Seulement la suite est beaucoup moins sérieuse:

(...) Conclusion : on se suicide plutôt moins à France Télécom qu’ailleurs. Et, semble-il, moins qu’il y a quelques années. Il n’y a pas de «vague de suicides»…

La Vague, Camille Claudel, 1897,
œuvre terminée par Francois Pompon en 1902.


Devant le résultat obtenu, 19,6 d'un côté et 15 de l'autre, un statisticien un peu consciencieux aurait été amené à se poser quelques questions, et en particulier, la question de la pertinence de son ensemble de référence.

Est-il vraiment intelligent, d'un point de vue statistique, de comparer l'ensemble des employés de France-Télécom, qui présente une certaine homogénéité avec l'ensemble hétérogène des hommes et femmes "d'âge actif" ? Dans cette dernière population, ne serait-il pas plus judicieux de ne retenir que les personnes employées dans une entreprise comparable, par sa structure, avec France-Télécom ?

Je ne sais pas si c'est possible de le faire, et je ne connais pas les résultats...

Mais ce que je remarque, c'est que monsieur le donneur de leçons statistiques, dont c'est la spécialité, s'est bien gardé de chercher à affiner ses références.
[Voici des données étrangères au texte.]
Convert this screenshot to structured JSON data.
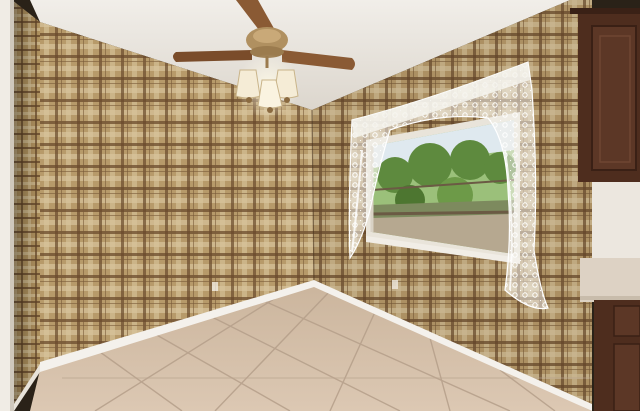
{
  "scene": {
    "subject": "empty-room-interior",
    "elements": [
      "textured-ceiling",
      "ceiling-fan",
      "light-fixture",
      "plaid-wallpaper-wall-left",
      "plaid-wallpaper-wall-back",
      "plaid-wallpaper-wall-right",
      "window",
      "lace-curtain",
      "tile-floor",
      "baseboard",
      "cabinet",
      "countertop"
    ]
  },
  "colors": {
    "ceiling": "#ece8e2",
    "wallpaper_base": "#b79a6a",
    "wallpaper_stripe_dark": "#6a4a2c",
    "wallpaper_stripe_light": "#d8c49c",
    "floor_tile": "#d2bda7",
    "grout": "#b59f8a",
    "baseboard": "#f4f1ec",
    "cabinet": "#4e2d1e",
    "countertop": "#ddd2c4",
    "fan_blade": "#8a5a34",
    "fan_metal": "#b09060",
    "curtain": "#f3f1ec",
    "foliage": "#5e8a3e"
  }
}
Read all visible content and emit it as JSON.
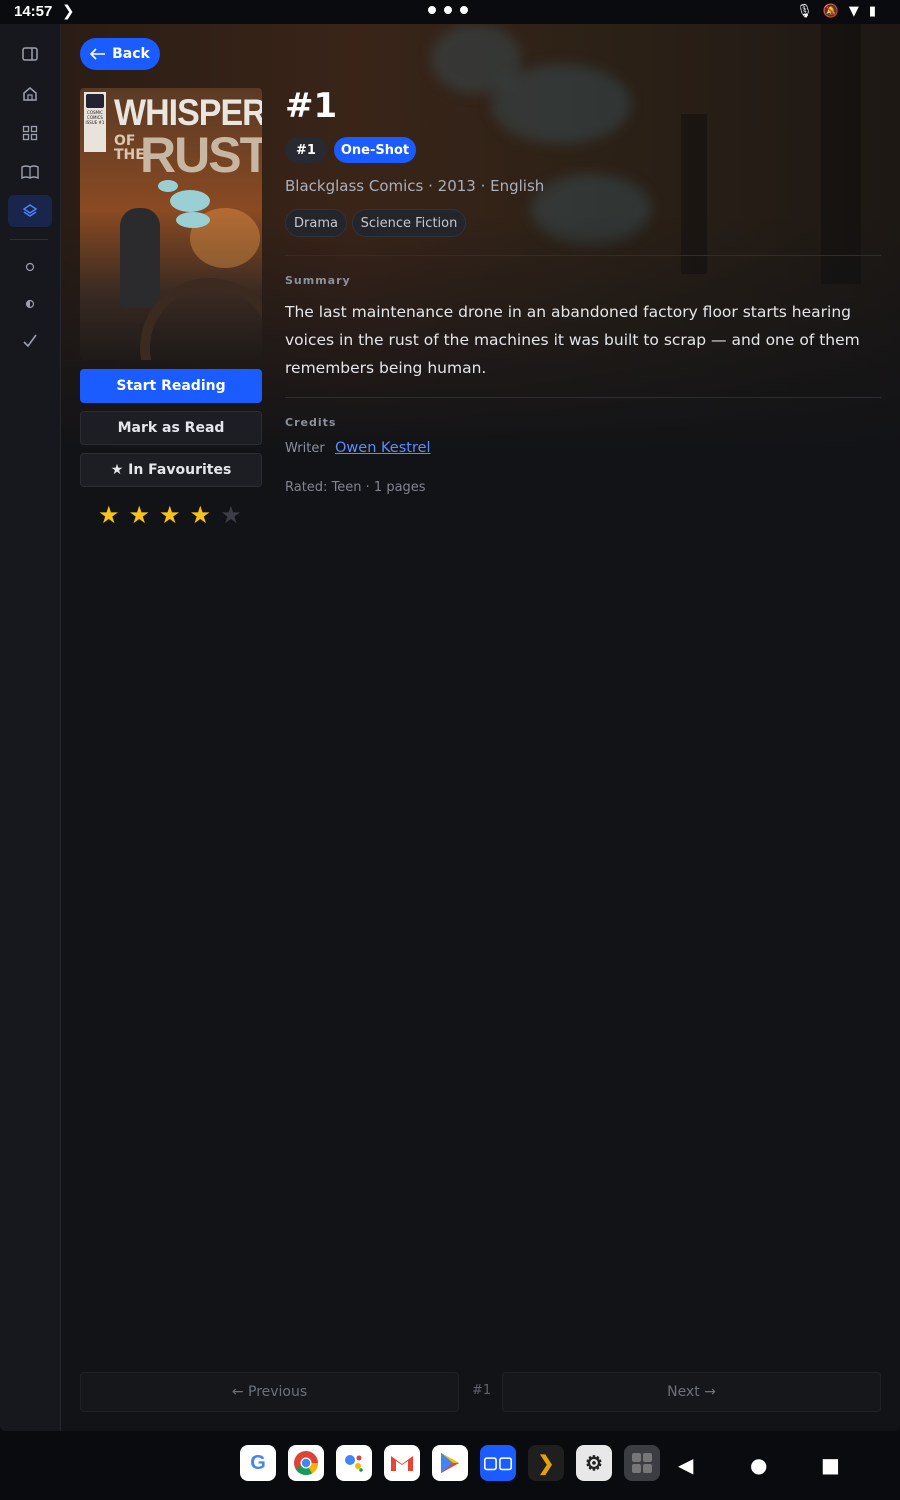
{
  "status_bar": {
    "time": "14:57"
  },
  "nav": {
    "back_label": "Back"
  },
  "book": {
    "title": "#1",
    "issue_chip": "#1",
    "format_chip": "One-Shot",
    "meta": "Blackglass Comics · 2013 · English",
    "genres": [
      "Drama",
      "Science Fiction"
    ],
    "summary_label": "Summary",
    "summary": "The last maintenance drone in an abandoned factory floor starts hearing voices in the rust of the machines it was built to scrap — and one of them remembers being human.",
    "credits_label": "Credits",
    "writer_role": "Writer",
    "writer_name": "Owen Kestrel",
    "rated": "Rated: Teen · 1 pages",
    "rating_stars": 4,
    "rating_max": 5
  },
  "cover": {
    "title_line1": "WHISPERS",
    "title_of": "OF",
    "title_the": "THE",
    "title_line2": "RUST",
    "publisher_badge": "COSMIC COMICS",
    "issue_badge": "ISSUE #1"
  },
  "actions": {
    "start_reading": "Start Reading",
    "mark_read": "Mark as Read",
    "favourites": "★ In Favourites"
  },
  "pagination": {
    "previous": "← Previous",
    "current": "#1",
    "next": "Next →"
  },
  "colors": {
    "accent": "#1a5cff",
    "star": "#f7c21a",
    "background": "#121317"
  }
}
Je rejette donc la validité de sa conclusion: "on se suicide plutôt moins à France Télécom qu’ailleurs".

Et, par conséquent, je rejette toute la suite de son texte, si plein de morgue et de prétention, ses "jugements sommaires" et ses "affirmations péremptoires".

Ceci n'est pas de la statistique, c'est une demonstration.

Un dernier mot pour souligner la très grande malhonnêteté de cette incise glissée dans la "conclusion":

Et, semble-il, moins qu’il y a quelques années.

Monsieur René Padieu, du haut de son expertise d'inspecteur général honoraire de l’Insee et de son autorité de président de la commission de déontologie de la Société française de statistique, insinue donc qu'on se suicide moins ces derniers mois à France-Télécom qu'il y a quelques années.

Aucun chiffre ne vient appuyer cette estimation dans le corps de l'article de monsieur Padieu, aucune note ne renvoie à une étude accessible.

Or, c'est ce paragraphe qui est retaillé en chapeau de l'article par la rédaction de La Croix, et c'est ce paragraphe qui est le plus cité par les médias qui parle de cette tribune.

Monsieur René Padieu dénonce l'instrumentalisation qui est faite des suicides à France-Télécom.

Lui se livre à une manipulation, tout simplement.

4 commentaires:

Marianne a dit…

Les familles des suicidés apprécieront la démonstration de cet excellent statisticien .

Guy M. a dit…

Pour certains, les chiffres n'ont pas de visage.

Jean-Pierre VIDAL a dit…

N'est Padieu qui veut ...
M. le Statisticien, avec le grade qu'il a, Inspecteur Général (honoraire) de l'INSEE, a du passer par l'X dans sa jeunesse, et il ne m'étonnerait pas qu'il soit un copain de promo de M. Lombard qui est passé au même endroit il y a très longtemps !...

Guy M. a dit…

Je me suis posé la même question... Mais, bien sûr, je n'ai pas cherché les listes d'anciens élèves de notre Grrrande Ecole.